Paulo Roberto Costa Regula (born 12 March 1989) is a Portuguese former professional footballer who played as a midfielder.

==Career==
Regula was born in Sarilhos Pequenos, Setúbal District. After starting to play football with Sporting CP, he moved to Vitória F.C. in 2002 at the age of 13, where he completed his development. In the 2008–09 season he began to receive callups to the main squad, making his debut in the Primeira Liga on 24 January 2009 by coming on as a 62nd-minute substitute in a 1–0 home loss against Associação Naval 1º de Maio.

Regula repeated individual numbers in the 2009–10 campaign, again appearing in 11 league games but managing to score once – in a 5–3 loss at Paços de Ferreira– as the Sadinos again retained their division status. On 11 November 2010 he suffered a serious injury to his fibula in a match against U.D. Leiria and, on 30 June 2011, as his contract expired, was released by the club.
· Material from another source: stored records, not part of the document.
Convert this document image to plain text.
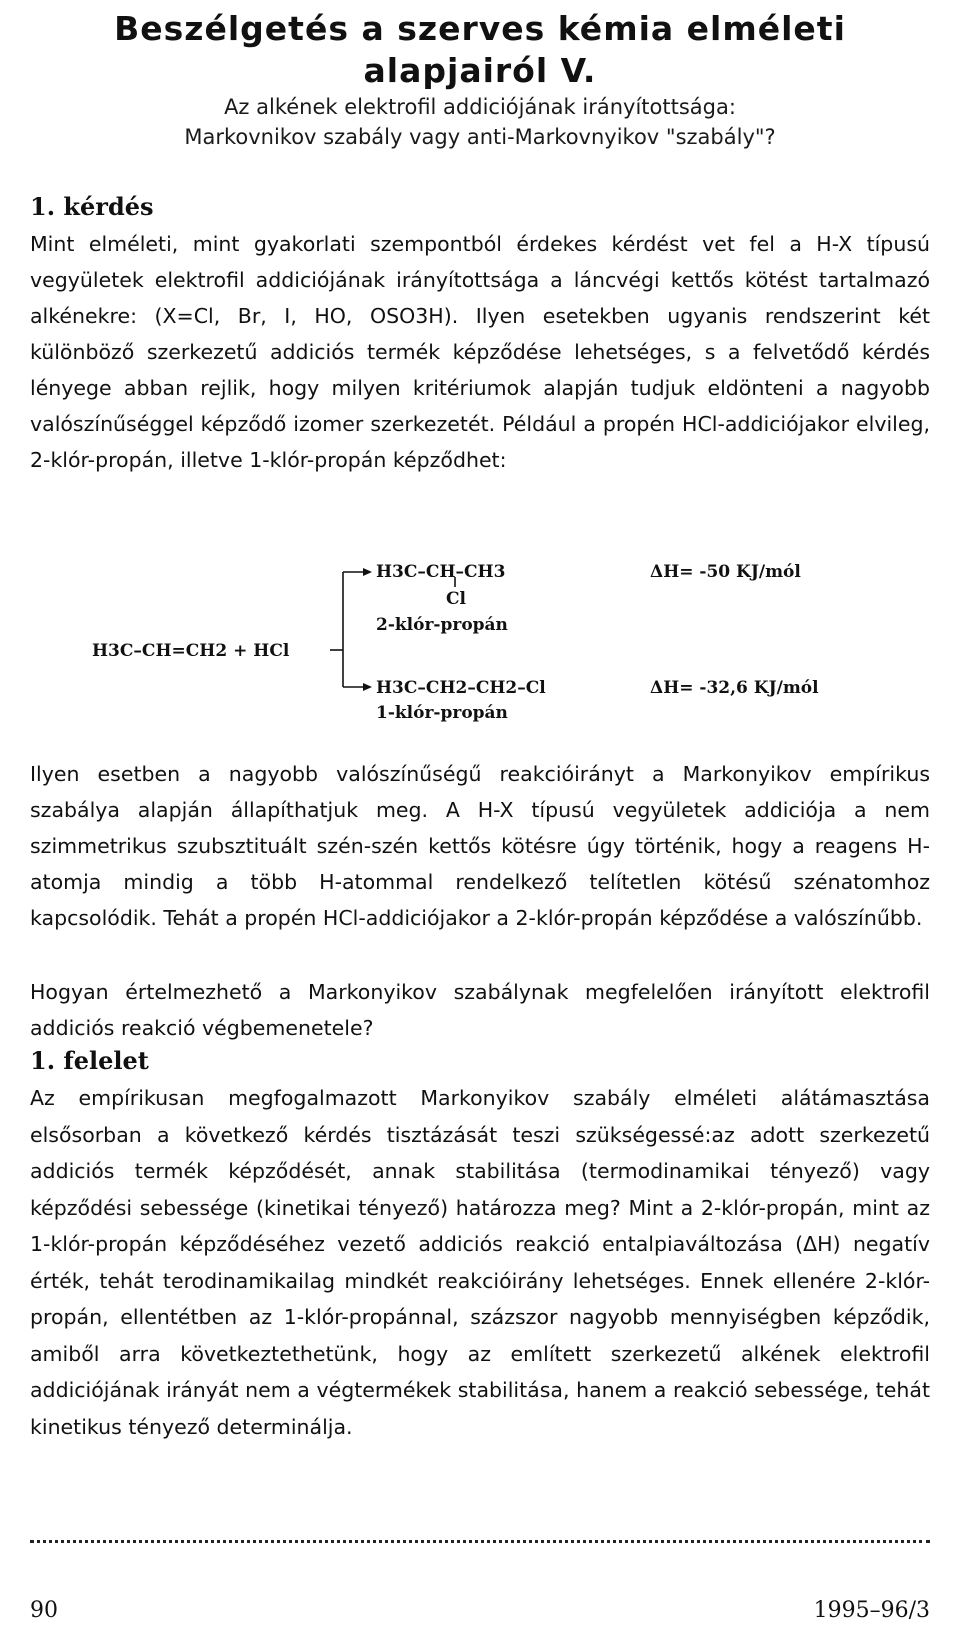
Beszélgetés a szerves kémia elméleti
alapjairól V.
Az alkének elektrofil addiciójának irányítottsága:
Markovnikov szabály vagy anti-Markovnyikov "szabály"?
1. kérdés

Mint elméleti, mint gyakorlati szempontból érdekes kérdést vet fel a H-X típusú vegyületek elektrofil addiciójának irányítottsága a láncvégi kettős kötést tartalmazó alkénekre: (X=Cl, Br, I, HO, OSO3H). Ilyen esetekben ugyanis rendszerint két különböző szerkezetű addiciós termék képződése lehetséges, s a felvetődő kérdés lényege abban rejlik, hogy milyen kritériumok alapján tudjuk eldönteni a nagyobb valószínűséggel képződő izomer szerkezetét. Például a propén HCl-addiciójakor elvileg, 2-klór-propán, illetve 1-klór-propán képződhet:

H3C–CH=CH2 + HCl
H3C–CH–CH3
Cl
2-klór-propán
ΔH= -50 KJ/mól
H3C–CH2–CH2–Cl
1-klór-propán
ΔH= -32,6 KJ/mól

Ilyen esetben a nagyobb valószínűségű reakcióirányt a Markonyikov empírikus szabálya alapján állapíthatjuk meg. A H-X típusú vegyületek addiciója a nem szimmetrikus szubsztituált szén-szén kettős kötésre úgy történik, hogy a reagens H-atomja mindig a több H-atommal rendelkező telítetlen kötésű szénatomhoz kapcsolódik. Tehát a propén HCl-addiciójakor a 2-klór-propán képződése a valószínűbb.

Hogyan értelmezhető a Markonyikov szabálynak megfelelően irányított elektrofil addiciós reakció végbemenetele?

1. felelet

Az empírikusan megfogalmazott Markonyikov szabály elméleti alátámasztása elsősorban a következő kérdés tisztázását teszi szükségessé:az adott szerkezetű addiciós termék képződését, annak stabilitása (termodinamikai tényező) vagy képződési sebessége (kinetikai tényező) határozza meg? Mint a 2-klór-propán, mint az 1-klór-propán képződéséhez vezető addiciós reakció entalpiaváltozása (ΔH) negatív érték, tehát terodinamikailag mindkét reakcióirány lehetséges. Ennek ellenére 2-klór-propán, ellentétben az 1-klór-propánnal, százszor nagyobb mennyiségben képződik, amiből arra következtethetünk, hogy az említett szerkezetű alkének elektrofil addiciójának irányát nem a végtermékek stabilitása, hanem a reakció sebessége, tehát kinetikus tényező determinálja.

90	1995–96/3
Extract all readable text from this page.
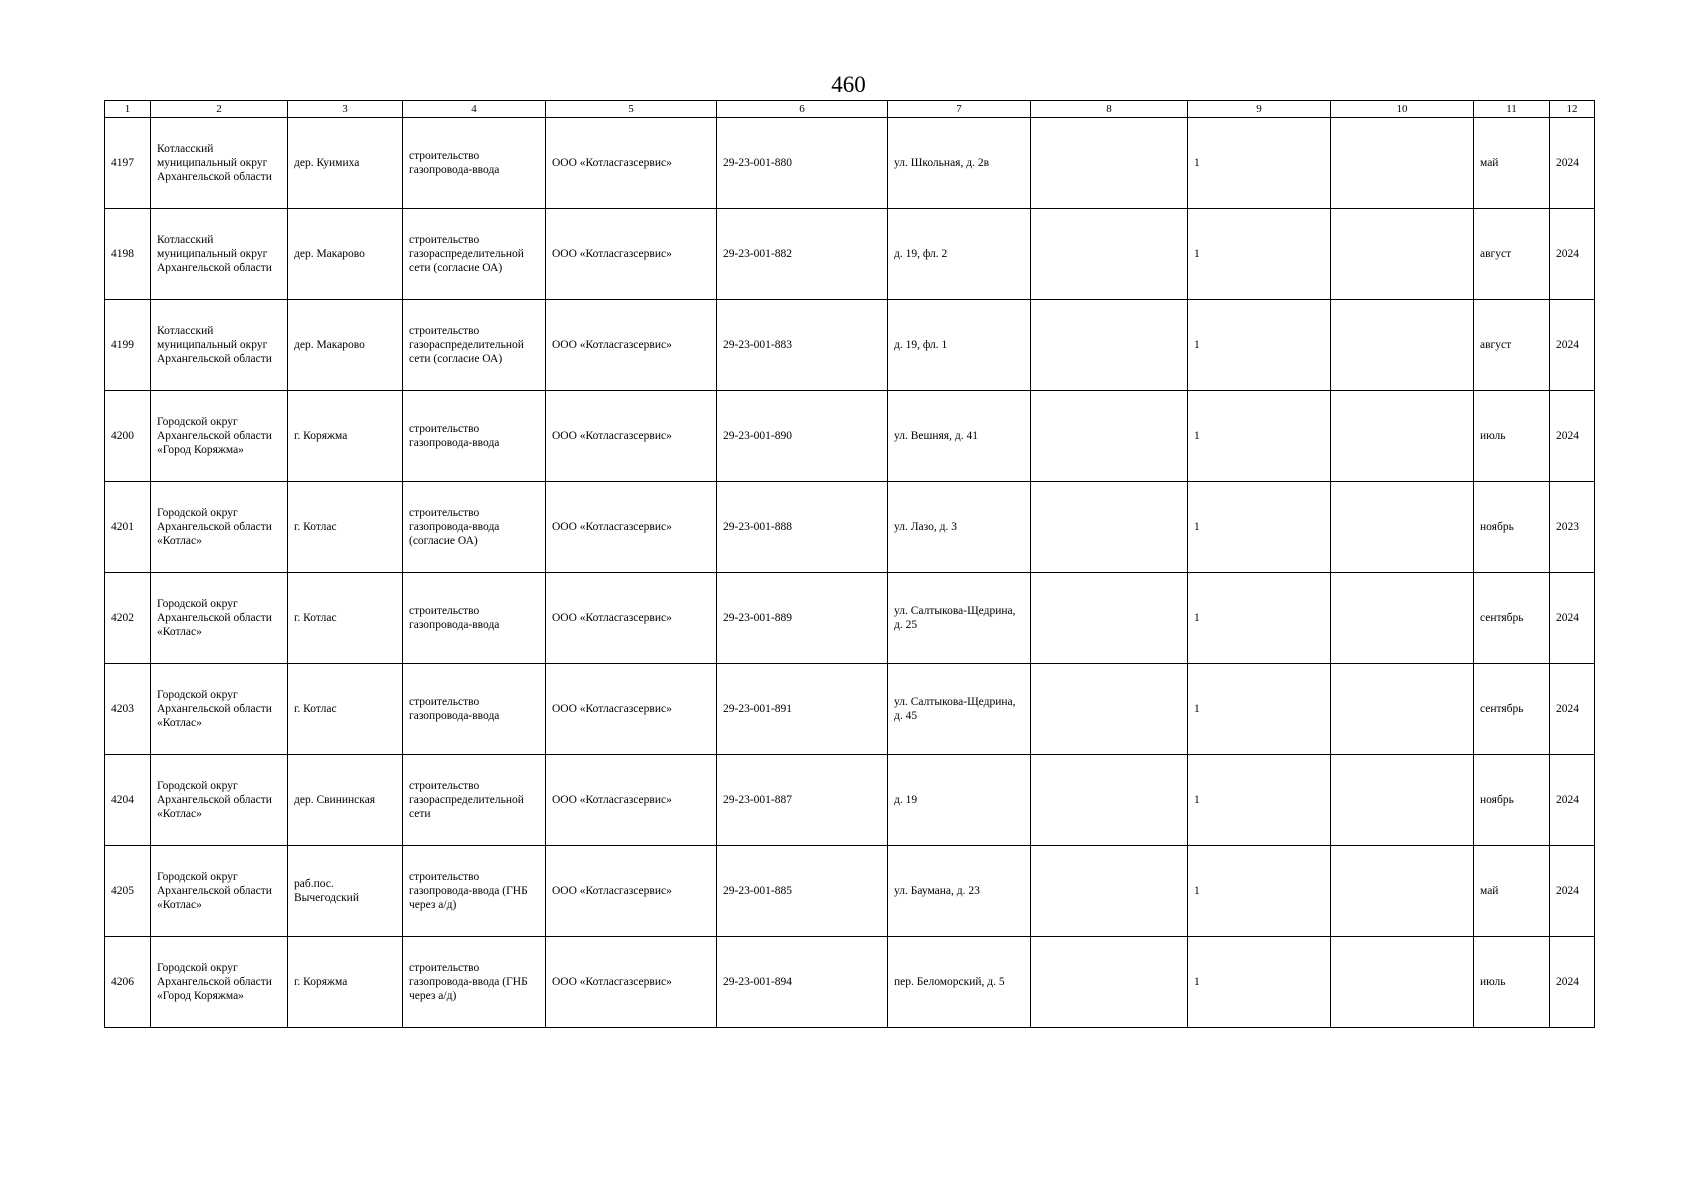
460
1	2	3	4	5	6	7	8	9	10	11	12
4197	Котласский муниципальный округ Архангельской области	дер. Куимиха	строительство газопровода-ввода	ООО «Котласгазсервис»	29-23-001-880	ул. Школьная, д. 2в		1		май	2024
4198	Котласский муниципальный округ Архангельской области	дер. Макарово	строительство газораспределительной сети (согласие ОА)	ООО «Котласгазсервис»	29-23-001-882	д. 19, фл. 2		1		август	2024
4199	Котласский муниципальный округ Архангельской области	дер. Макарово	строительство газораспределительной сети (согласие ОА)	ООО «Котласгазсервис»	29-23-001-883	д. 19, фл. 1		1		август	2024
4200	Городской округ Архангельской области «Город Коряжма»	г. Коряжма	строительство газопровода-ввода	ООО «Котласгазсервис»	29-23-001-890	ул. Вешняя, д. 41		1		июль	2024
4201	Городской округ Архангельской области «Котлас»	г. Котлас	строительство газопровода-ввода (согласие ОА)	ООО «Котласгазсервис»	29-23-001-888	ул. Лазо, д. 3		1		ноябрь	2023
4202	Городской округ Архангельской области «Котлас»	г. Котлас	строительство газопровода-ввода	ООО «Котласгазсервис»	29-23-001-889	ул. Салтыкова-Щедрина, д. 25		1		сентябрь	2024
4203	Городской округ Архангельской области «Котлас»	г. Котлас	строительство газопровода-ввода	ООО «Котласгазсервис»	29-23-001-891	ул. Салтыкова-Щедрина, д. 45		1		сентябрь	2024
4204	Городской округ Архангельской области «Котлас»	дер. Свининская	строительство газораспределительной сети	ООО «Котласгазсервис»	29-23-001-887	д. 19		1		ноябрь	2024
4205	Городской округ Архангельской области «Котлас»	раб.пос. Вычегодский	строительство газопровода-ввода (ГНБ через а/д)	ООО «Котласгазсервис»	29-23-001-885	ул. Баумана, д. 23		1		май	2024
4206	Городской округ Архангельской области «Город Коряжма»	г. Коряжма	строительство газопровода-ввода (ГНБ через а/д)	ООО «Котласгазсервис»	29-23-001-894	пер. Беломорский, д. 5		1		июль	2024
After becoming a free agent, Regula was set to complete a transfer to Catania in Italy, with the move even being announced in July 2011. However, the transfer collapsed shortly after, and he signed for Olhanense the following month.

Regula was loaned to Segunda Liga team Associação Naval 1º de Maio for 2012–13. In February 2015, still owned by Olhanense, he joined Litex Lovech from Bulgaria.